As we get out of the present and move into the future, technology will continue to fuel speed and accuracy across many asset classes and verticals especially those that push massive amounts of paper, are inefficient, and inundated with manual touch points. Fintechs will continue to automate the financial infrastructure stack across data aggregation e.g. Plaid, data capture via folks like ABBYY or Instabase, RPA via UI Path or Kryon, and at their intersection like Ocrolus, by parsing and analyzing data and risk profiles faster than ever before, resulting in more opportunities to serve the end user with faster, better, and cheaper alternatives. With the growth of innovative financial structures like ISAs (Income shared agreements), we will continue to capture higher granularity of which we can price risk that becomes more personalized and tailored to a unique set of needs. Technology will change the traditional processes by unlocking different capital stacks and risk profiles allowing for more accessibility, faster and better pricing, a more refined customer experience and ultimately more value creation.

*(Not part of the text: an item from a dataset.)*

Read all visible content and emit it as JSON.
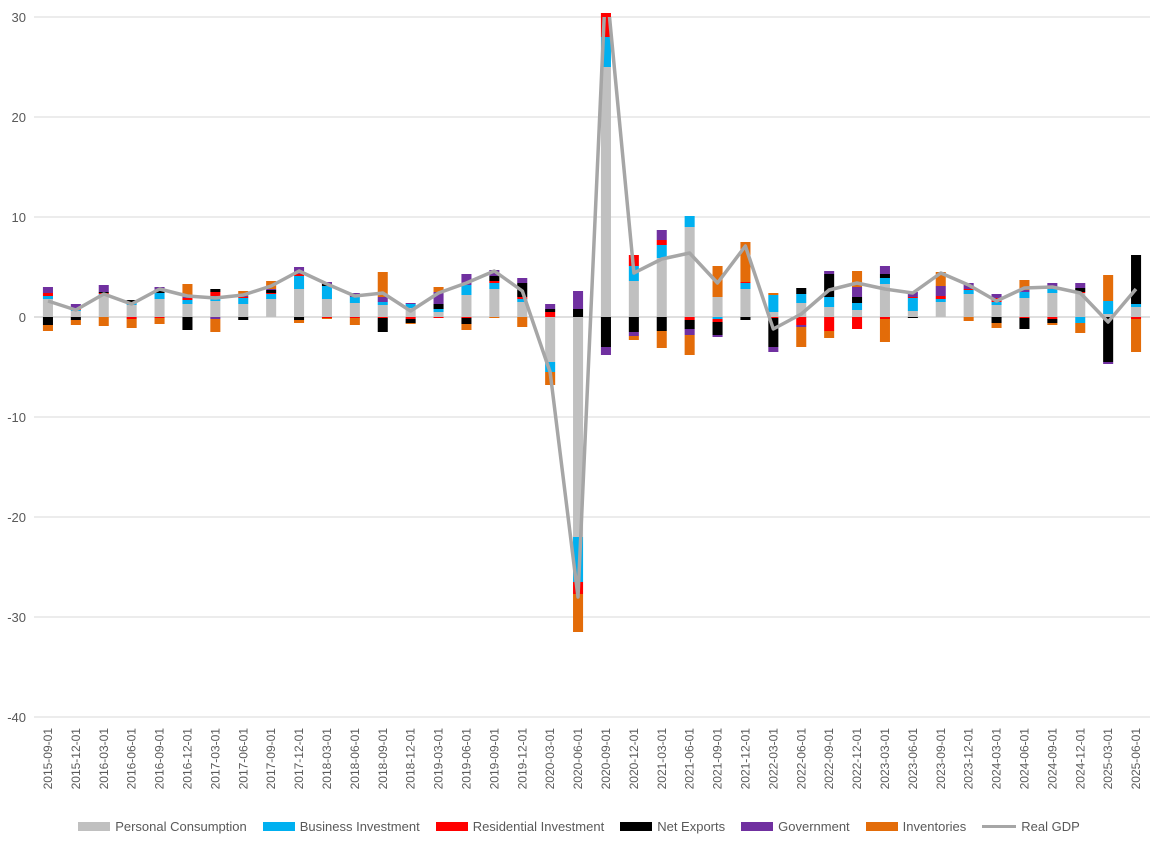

We see this across education, with the Lambda school, home buying with folks like Landed and Ribbon, and insurance companies like Health IQ. Old school credit scores will no longer be of value. Health and life insurance won’t be dictated based on your age, but rather your microbiome and daily activity. Whether you need to be accredited in order to invest in privates, really a test of wealth rather than sophistication, will be a time of the past, just like getting your payroll settled T+14 vs. T+0, or approved for credit because you consistently charge your iPhone overnight. With the ability to structure and unlock risk profiles and pools at this granular level, we open up access, liquidity, transparency and value across these historically illiquid, private or even non-existent asset classes. We need to ask, why have things been done this way, down to their root causes, and where do they sit within the spectrum of private vs. public, regulated vs. unregulated, and tangible vs. intangible? Then we must ask, how do we cut through and capture value / surplus at their most singular, intrinsic states across these spectrums. By leveraging technology to unlock value and add liquidity to these newly discoverable assets, we can then index them and make them more efficient, accessible, personalized, and beneficial for all those involved. The world is so bright.